Perbedaan dimasukkan sebagai koreksi positif apabila:


a. Pendapatan menurut fiskal lebih besar dari pada menurut akuntansi atau
suatu penghasilan diakui menurut fiskal tetapi tidak diakui menurut
akuntansi.
b. Biaya atau pengeluaran menurut fiskal lebih kecil dari pada menurut
akuntansi atau suatu biaya atau pengeluaran tidak diakui menurut fiskal
tetapi diakui menurut akuntansi
Perbedaan diakui sebagai koreksi negatif apabila:
a. Pendapatan menurut fiskal lebih kecil dari pada menurut akuntansi atau
suatu penghasilan tidak diakui menurut fiskal (bukan objek pajak) tetapi
diakui menurut akuntansi.
b. Biaya atau pengeluaran menurut fiskal lebih besar dari pada menurut
akuntansi atau suatu biaya atau pengeluaran diakui menuruttt fiskal
tetapi tidak diakui menurut akuntansi.
c. Suatu pendapatan telah dikenakan pajak penghasilan bersifat final.
Kesimpulan
Rekonsiliasi Fiskal, yaitu suatu mekanisme untuk menyesuaikan laporan
keuangan komersial perusahaan menjadi sesuai dengan ketentuan perpajakan yang
berlaku. Rekonsiliasi yang dilakukan akan menghasilan koreksi fiskal yang akan
mempengaruhi besarnya laba kena pajak serta Pajak Penghasilan (PPh) terutang.
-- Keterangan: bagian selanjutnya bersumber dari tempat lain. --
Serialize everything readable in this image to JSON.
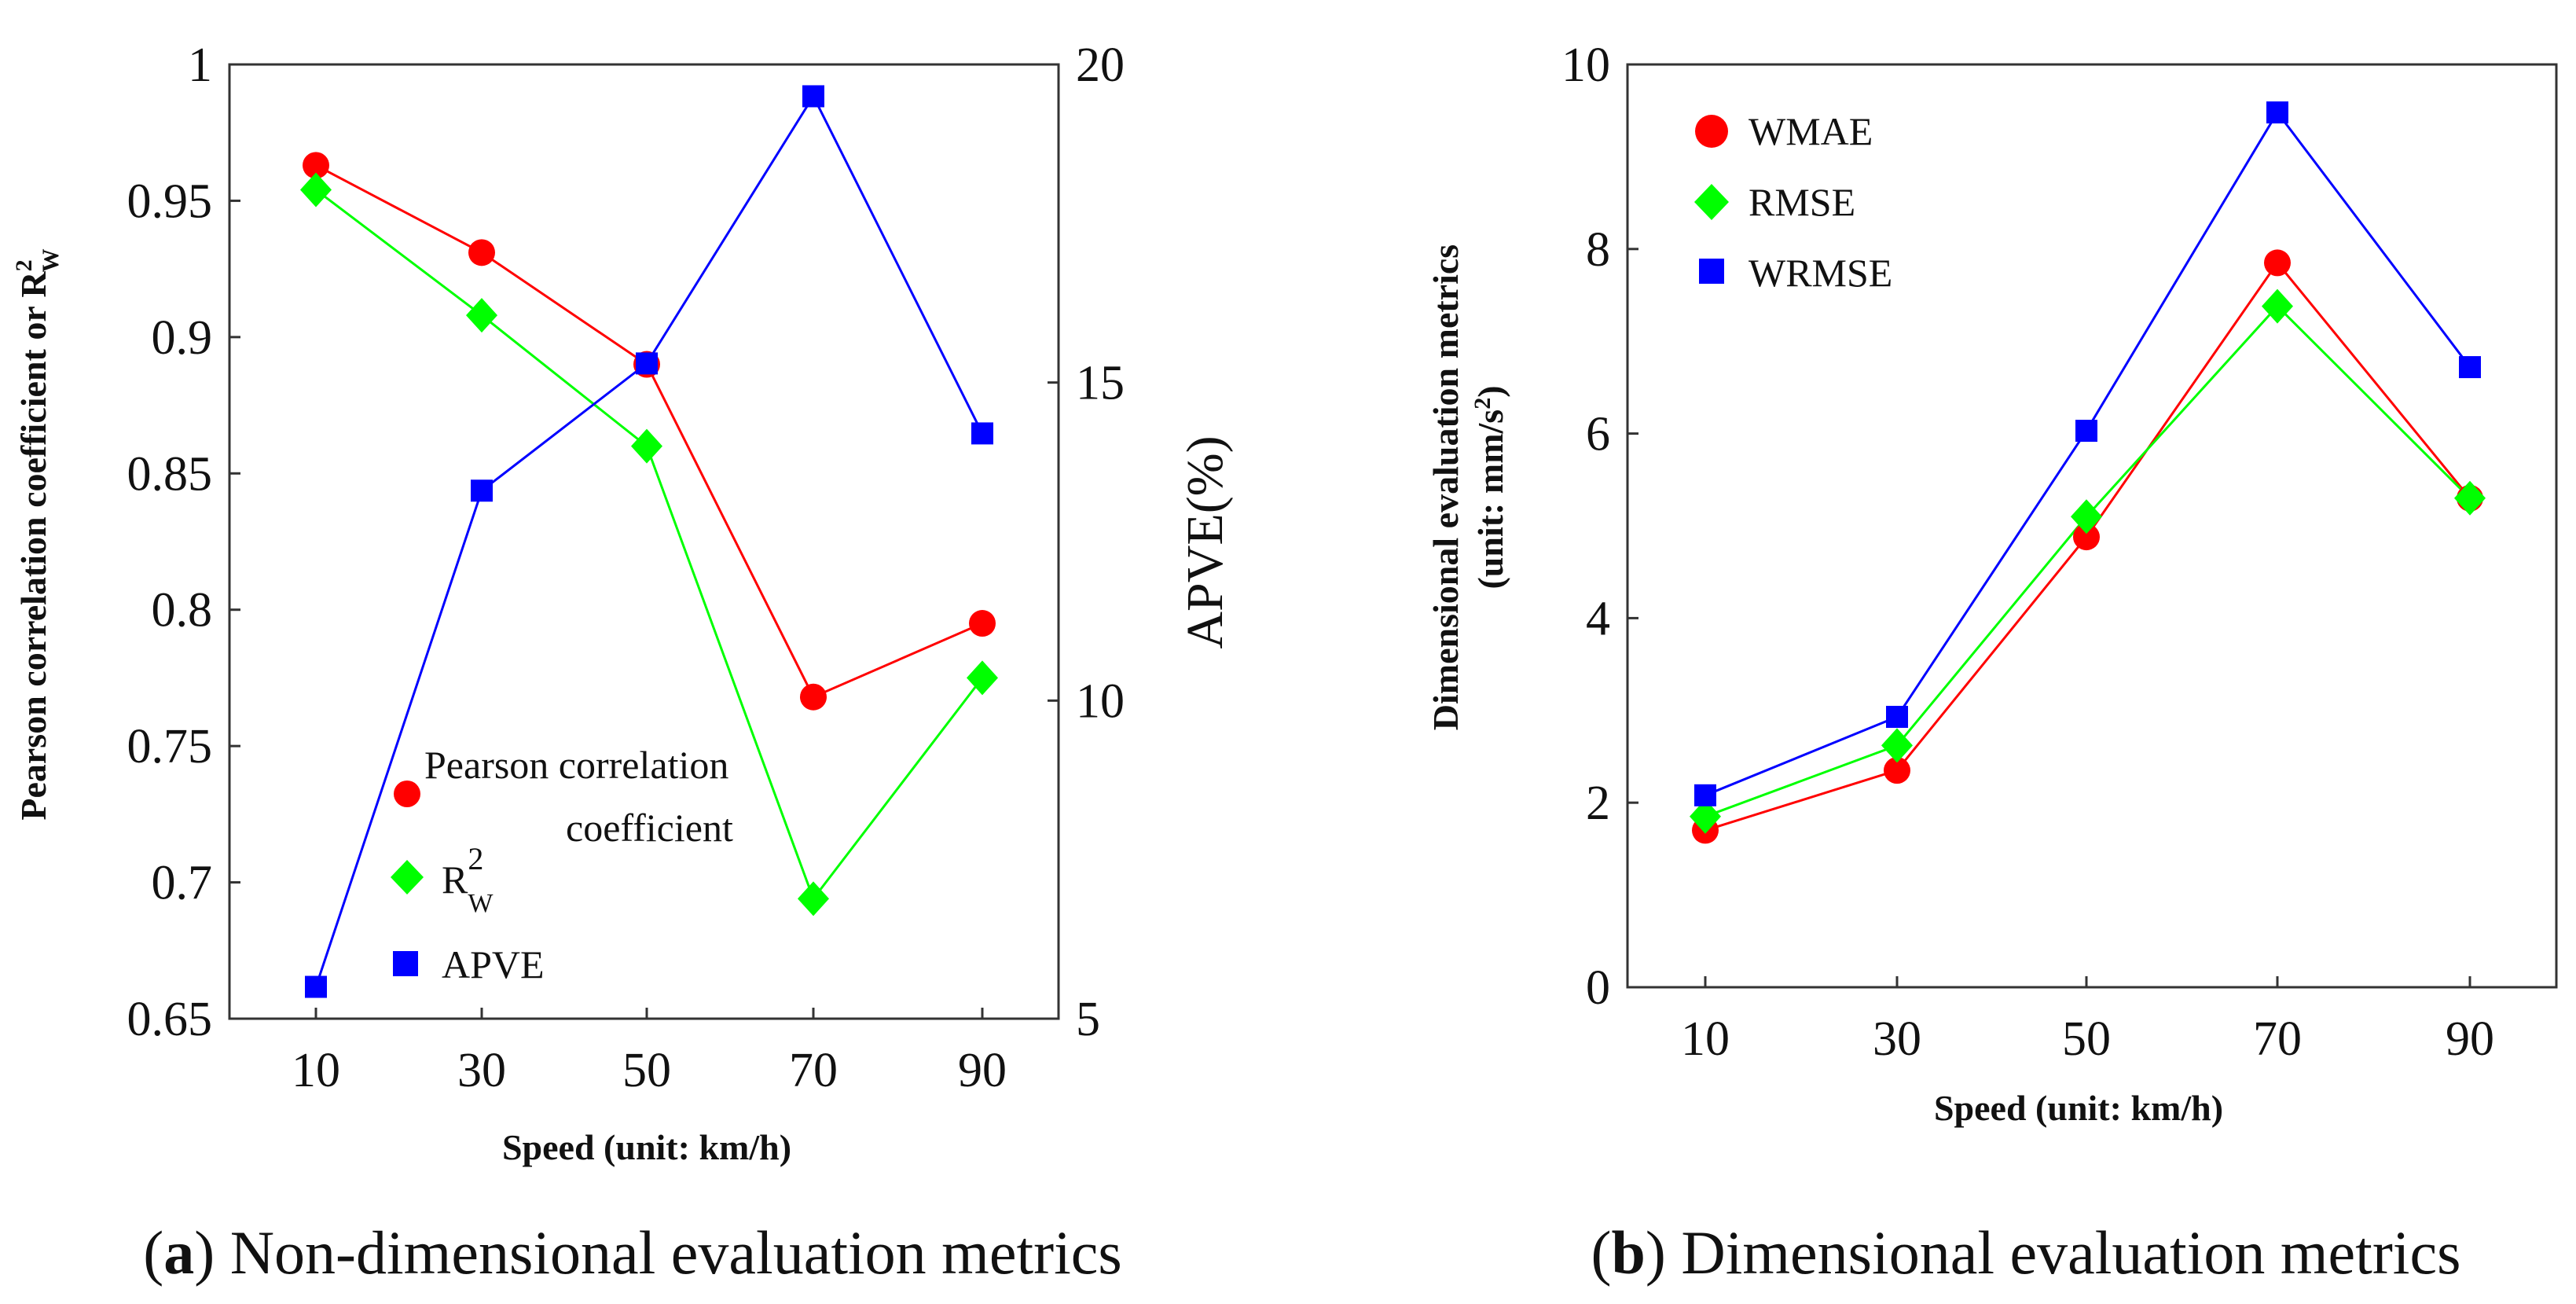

Koreksi fiskal dilakukan karena adanya perbedaan antara laba atau rugi menurut
perhitungan akuntansi komersial dengan akuntansi fiscal (berdasarkan Undang-
Undang Nomor 10 Tahun 1994 dan Undang-Undang Nomor 17 Tahun 2000).
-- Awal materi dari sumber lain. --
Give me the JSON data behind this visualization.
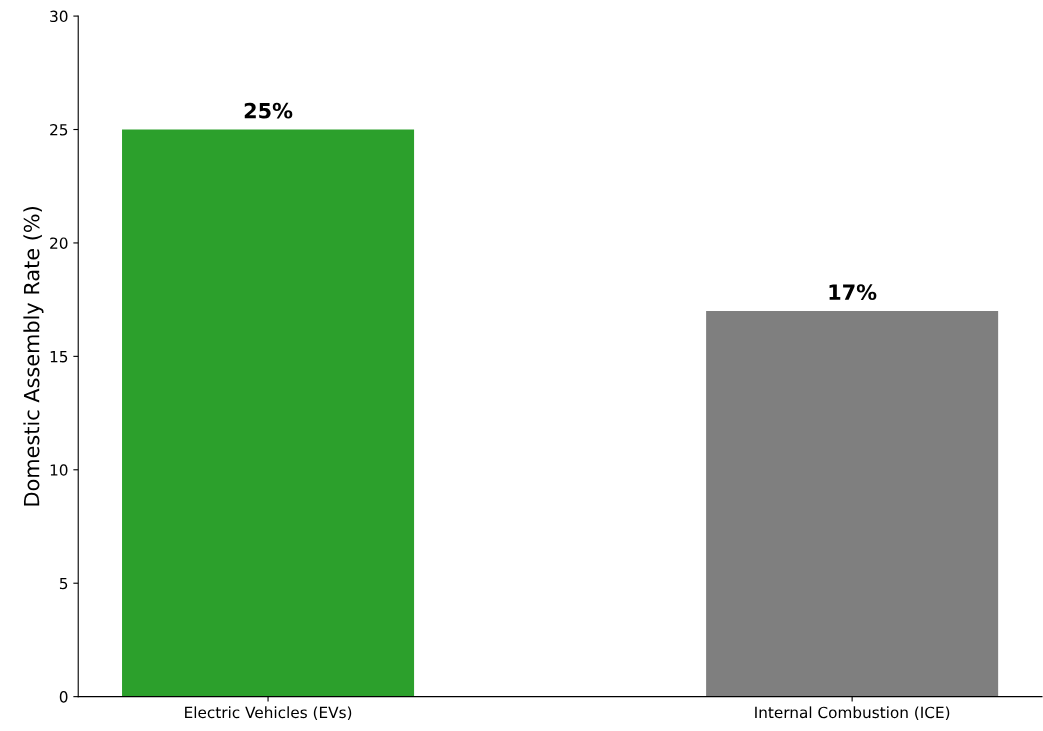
{
  "chart_data": {
    "type": "bar",
    "categories": [
      "Electric Vehicles (EVs)",
      "Internal Combustion (ICE)"
    ],
    "values": [
      25,
      17
    ],
    "colors": [
      "#2ca02c",
      "#7f7f7f"
    ],
    "value_labels": [
      "25%",
      "17%"
    ],
    "ylabel": "Domestic Assembly Rate (%)",
    "ylim": [
      0,
      30
    ],
    "yticks": [
      0,
      5,
      10,
      15,
      20,
      25,
      30
    ],
    "grid": false
  }
}
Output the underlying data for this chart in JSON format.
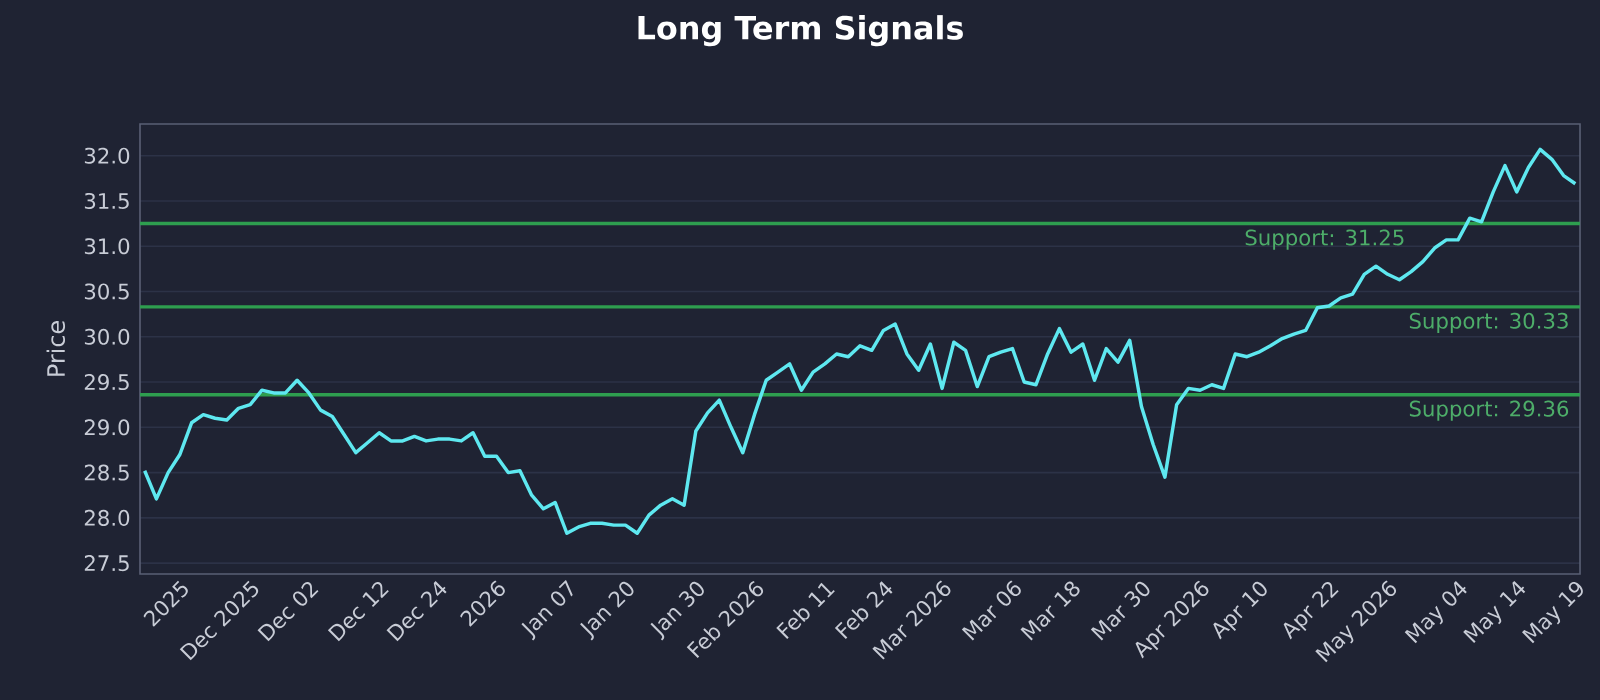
{
  "chart_data": {
    "type": "line",
    "title": "Long Term Signals",
    "ylabel": "Price",
    "categories": [
      null,
      null,
      null,
      "2025",
      null,
      null,
      null,
      null,
      null,
      "Dec 2025",
      null,
      null,
      null,
      null,
      "Dec 02",
      null,
      null,
      null,
      null,
      null,
      "Dec 12",
      null,
      null,
      null,
      null,
      "Dec 24",
      null,
      null,
      null,
      null,
      "2026",
      null,
      null,
      null,
      null,
      null,
      "Jan 07",
      null,
      null,
      null,
      null,
      "Jan 20",
      null,
      null,
      null,
      null,
      null,
      "Jan 30",
      null,
      null,
      null,
      null,
      "Feb 2026",
      null,
      null,
      null,
      null,
      null,
      "Feb 11",
      null,
      null,
      null,
      null,
      "Feb 24",
      null,
      null,
      null,
      null,
      "Mar 2026",
      null,
      null,
      null,
      null,
      null,
      "Mar 06",
      null,
      null,
      null,
      null,
      "Mar 18",
      null,
      null,
      null,
      null,
      null,
      "Mar 30",
      null,
      null,
      null,
      null,
      "Apr 2026",
      null,
      null,
      null,
      null,
      "Apr 10",
      null,
      null,
      null,
      null,
      null,
      "Apr 22",
      null,
      null,
      null,
      null,
      "May 2026",
      null,
      null,
      null,
      null,
      null,
      "May 04",
      null,
      null,
      null,
      null,
      "May 14",
      null,
      null,
      null,
      null,
      "May 19"
    ],
    "series": [
      {
        "color": "#5ee8f0",
        "values": [
          28.52,
          28.21,
          28.5,
          28.7,
          29.05,
          29.14,
          29.1,
          29.08,
          29.21,
          29.25,
          29.41,
          29.38,
          29.38,
          29.52,
          29.38,
          29.19,
          29.12,
          28.92,
          28.72,
          28.83,
          28.94,
          28.85,
          28.85,
          28.9,
          28.85,
          28.87,
          28.87,
          28.85,
          28.94,
          28.68,
          28.68,
          28.5,
          28.52,
          28.25,
          28.1,
          28.17,
          27.83,
          27.9,
          27.94,
          27.94,
          27.92,
          27.92,
          27.83,
          28.03,
          28.14,
          28.21,
          28.14,
          28.96,
          29.16,
          29.3,
          29.0,
          28.72,
          29.14,
          29.52,
          29.61,
          29.7,
          29.41,
          29.61,
          29.7,
          29.81,
          29.78,
          29.9,
          29.85,
          30.07,
          30.14,
          29.81,
          29.63,
          29.92,
          29.43,
          29.94,
          29.85,
          29.45,
          29.78,
          29.83,
          29.87,
          29.5,
          29.47,
          29.81,
          30.09,
          29.83,
          29.92,
          29.52,
          29.87,
          29.72,
          29.96,
          29.23,
          28.81,
          28.45,
          29.25,
          29.43,
          29.41,
          29.47,
          29.43,
          29.81,
          29.78,
          29.83,
          29.9,
          29.98,
          30.03,
          30.07,
          30.32,
          30.34,
          30.43,
          30.47,
          30.69,
          30.78,
          30.69,
          30.63,
          30.72,
          30.83,
          30.98,
          31.07,
          31.07,
          31.31,
          31.27,
          31.6,
          31.89,
          31.6,
          31.87,
          32.07,
          31.96,
          31.78,
          31.69
        ]
      }
    ],
    "ylim": [
      27.38,
      32.35
    ],
    "yticks": [
      {
        "value": 27.5,
        "label": "27.5"
      },
      {
        "value": 28,
        "label": "28.0"
      },
      {
        "value": 28.5,
        "label": "28.5"
      },
      {
        "value": 29,
        "label": "29.0"
      },
      {
        "value": 29.5,
        "label": "29.5"
      },
      {
        "value": 30,
        "label": "30.0"
      },
      {
        "value": 30.5,
        "label": "30.5"
      },
      {
        "value": 31,
        "label": "31.0"
      },
      {
        "value": 31.5,
        "label": "31.5"
      },
      {
        "value": 32,
        "label": "32.0"
      }
    ],
    "grid": "y",
    "ref_lines": [
      {
        "axis": "y",
        "value": 31.25,
        "label": "Support: 31.25",
        "color": "#2e9e4f"
      },
      {
        "axis": "y",
        "value": 30.33,
        "label": "Support: 30.33",
        "color": "#2e9e4f"
      },
      {
        "axis": "y",
        "value": 29.36,
        "label": "Support: 29.36",
        "color": "#2e9e4f"
      }
    ]
  }
}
Teknik rekonsiliasi fiskal dilakukan dengan cara; Jika suatu penghasilan diakui
menurut akuntansi tetapi tidak diakui menurut fiskal, maka kurangkan sejumlah
penghasilan tersebut dari penghasilan menurut akuntansi, begitupun sebaliknya, dan
Jika suatu biaya atau pengeluaran diakui menurut akuntansi tetapi tidak diakui sebagai
pengurang penghasilan bruto menurut fiskal rekonsiliasi dilakukan dengan
mengurangkan sejumlah biaya atau pengeluaran tersebut dari biaya menurut
akuntansi, yang berarti menambah laba menurut akuntansi, begitupun sebaliknya.